If the compiler does not know anything about "doSomethingSlow()", because it was separately compiled (and you are not using LTO or other whole-program optimisation), then the compiler has to assume it will contain volatile accesses, and it cannot do any re-ordering. You can achieve a similar "zero knowledge" effect by using function pointers, although gcc can sometimes optimise function pointers too. If the function pointer itself were volatile, you would be okay.

As long as the function doSomethingSlow() is compiled as a stand-alone function, rather than being inlined, then it is very unlikely that the compiler will re-order around it - but it /could/, if it wanted to.

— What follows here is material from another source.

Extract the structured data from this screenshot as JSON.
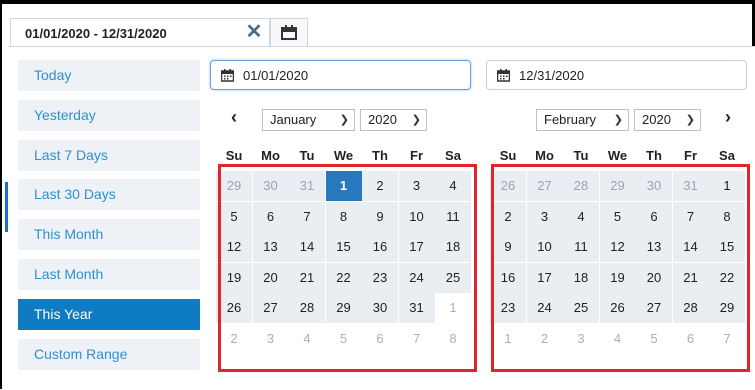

Most compilers have some sort of "memory barrier" - there is no standard C solution. Sometimes this is done using intrinsics or compiler extensions. In gcc, it is done using inline assembly with a "memory" clobber: "asm volatile ("" ::: "memory"); ". This tells the compiler that memory may be read or written in an unexpected (volatile) manner. It does not force a complete ordering on code, but it forces an ordering on data in memory - no memory accesses can be re-ordered across a memory barrier, or "cached" across the barrier. So a memory barrier before and after the call to doSomethingSlow() will disallow the compiler from most re-ordering of code, and will usually have low impact on the speed.

It would be nice if there were some C standard way to deal with this sort of thing, but there is none - and there is not likely to be any. C simply does not have any concept of the timing of events, and only considers the order of /observable/ events to be relevant (i.e., volatile accesses and calls to external code).